Damit schufen sie Programme, die denen, die sie zu nutzen vermögen, den Durchblick im Lebensgestrüpp erleichtern sollten, ihnen zumindest einen temporalen Gewinn, einen Vorsprung verschafften. Ihre jüdische Religion sollte dazu so etwas wie den Vorläufer moderner Hardware, also den Rechner, bilden. Dieses Projekt hat nur bedingt geklappt und wurde auch im Christentum, noch eher im Islam nur von wenigen Adepten und oft auch von diesen nur partiell erkannt und modifiziert. So gesehen waren respektive wären Religionen nicht der hirnzerfressende Kitsch, als den ihn heute jeder kennt oder zumindest kennen sollte, sondern Überlebens-Maschinen. Im Grunde völlig glaubensfrei.

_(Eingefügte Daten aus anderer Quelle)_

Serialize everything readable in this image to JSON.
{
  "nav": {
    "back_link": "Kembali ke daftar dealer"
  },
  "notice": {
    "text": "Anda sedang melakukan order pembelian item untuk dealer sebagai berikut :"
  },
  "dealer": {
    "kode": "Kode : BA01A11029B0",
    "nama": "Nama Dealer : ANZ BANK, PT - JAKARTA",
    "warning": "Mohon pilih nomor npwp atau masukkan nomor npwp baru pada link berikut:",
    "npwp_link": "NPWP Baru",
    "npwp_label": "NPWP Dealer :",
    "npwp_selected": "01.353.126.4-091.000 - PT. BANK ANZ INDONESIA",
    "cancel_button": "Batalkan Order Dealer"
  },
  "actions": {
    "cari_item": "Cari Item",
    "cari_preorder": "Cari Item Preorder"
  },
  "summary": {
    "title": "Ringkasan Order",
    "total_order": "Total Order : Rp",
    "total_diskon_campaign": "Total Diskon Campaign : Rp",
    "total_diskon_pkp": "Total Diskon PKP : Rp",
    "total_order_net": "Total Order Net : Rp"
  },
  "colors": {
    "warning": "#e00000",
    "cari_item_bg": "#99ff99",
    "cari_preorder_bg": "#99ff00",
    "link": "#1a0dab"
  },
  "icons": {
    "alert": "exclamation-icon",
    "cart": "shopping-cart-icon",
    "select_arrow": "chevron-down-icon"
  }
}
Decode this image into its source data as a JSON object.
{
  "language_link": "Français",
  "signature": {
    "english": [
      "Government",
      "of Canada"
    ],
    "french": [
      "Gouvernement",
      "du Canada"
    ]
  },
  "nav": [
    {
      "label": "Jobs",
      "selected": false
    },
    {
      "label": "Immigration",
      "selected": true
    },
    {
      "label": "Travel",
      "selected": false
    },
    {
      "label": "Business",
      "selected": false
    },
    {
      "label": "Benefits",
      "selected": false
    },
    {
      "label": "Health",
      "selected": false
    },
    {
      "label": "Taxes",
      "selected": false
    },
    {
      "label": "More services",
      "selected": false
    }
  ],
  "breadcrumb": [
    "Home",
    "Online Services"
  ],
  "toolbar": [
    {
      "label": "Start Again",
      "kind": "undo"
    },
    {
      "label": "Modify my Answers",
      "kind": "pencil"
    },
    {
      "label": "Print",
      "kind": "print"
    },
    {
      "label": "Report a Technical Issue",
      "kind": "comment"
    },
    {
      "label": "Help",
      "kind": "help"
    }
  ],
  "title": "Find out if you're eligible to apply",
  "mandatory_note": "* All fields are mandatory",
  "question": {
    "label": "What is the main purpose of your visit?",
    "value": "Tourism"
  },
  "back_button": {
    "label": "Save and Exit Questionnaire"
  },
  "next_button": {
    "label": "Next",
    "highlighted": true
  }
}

Viele Leute benutzen die Ressourcen ihres Rechners nicht als Lebenshilfe, sondern nur für Computerspiele. Das Putzige: Gerade bei den Spielen ahnt man am ehesten etwas von den gewaltigen Kapazitäten dieses Produkts menschlichen Erfindungsgeistes. Allerdings nutzt man diese Kapazitäten dann nicht für die tatsächliche, sondern nur für eine virtuelle Welt, in die man sich … soll ich wirklich sagen „flüchtet“? Wäre es nicht besser, Worte wie „Erholung“ oder „Seelenfrieden“ einzubringen? Vom Paradies, gar vom Schangri-La zu sprechen?
Solange man Kriegsspiele nur auf dem Rechner zockt, mordet man, abgesehen von einigen drohnensteuernden Amis, nicht wirklich. Solange man betet, mordet man, abgesehen von einigen Islamisten, auch nicht. Es gab tatsächlich Leute, die haben biblische Highlights wie Psalm 137 („Wohl dem, der Deine Kinder nimmt und sie gegen einen Felsen schmettert“) deshalb als Friedenspsalm deklariert.
Doch ich schweife schon wieder ab…
Jedenfalls spielt Ewald Arenz mit seinem Buch auf dem Religions-Rechner ein sehr sympathisches Computer-Game. Das macht ihm (und uns) sichtlich Spaß. Und so lernt man seinen Rechner ja zumindest ein wenig kennen.
Und deshalb akzeptieren wir auch die virtuelle Pauline als Heilige aller Nerds. Ihr Attribut? Na, was wohl!